Yes, therapy. Waaay too fixated on this ex. Way too hopeless about future. Find activities and people whom you enjoy. Date again. Branch out beyond being a manly man.
AnonymousseApril 4, 2023 at 7:56 am #1119489I have to say, yes, I was wrong about the addict part – but cigarettes and beers daily are not okay during pregnancy at all. Alcoholism can be defined as a drink every single day. Words just describe things. I have my vices, too. Being addicted to cigarettes and beer is just a thing that she seemingly is.

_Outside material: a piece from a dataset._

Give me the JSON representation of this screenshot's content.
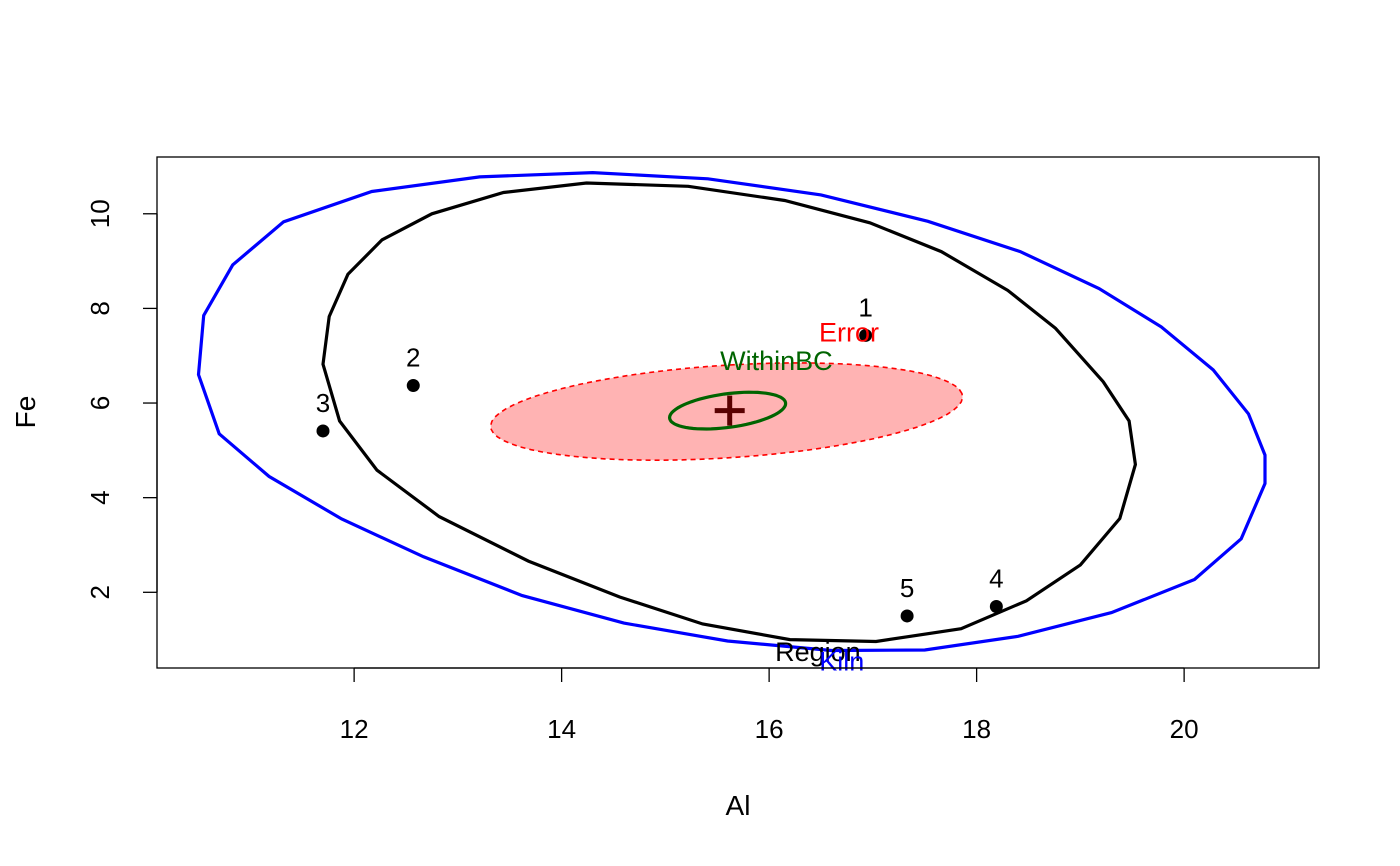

40 roses would do what for a woman whose just miscarried? I mean it’s a gesture, sure, but it’s more of a clueless romantic Valentine’s Day kind of gesture and not really emotionally supportive for the loss of a baby. I’m sorry if I seem harsh, but women need and want more than flowers in those times. Trying everything=doing more than that.
I think in this day and age if someone can’t give up smokes and alcohol during pregnancy, it’s pretty likely they’re addicted to something. Maybe she gave up, or claimed to give up, harder stuff during pregnancy but still needed something to take the edge off.
And the LW seems to link this behavior with the miscarriage, so in that sense you’re got a pattern playing out with mom harming baby via substance abuse and dad leaving. It would also make sense if he finds himself in relationships with addicts given his upbringing. Did he state in his letter she’s addicted to drugs or alcohol, no, but people don’t tell the whole story in their letters.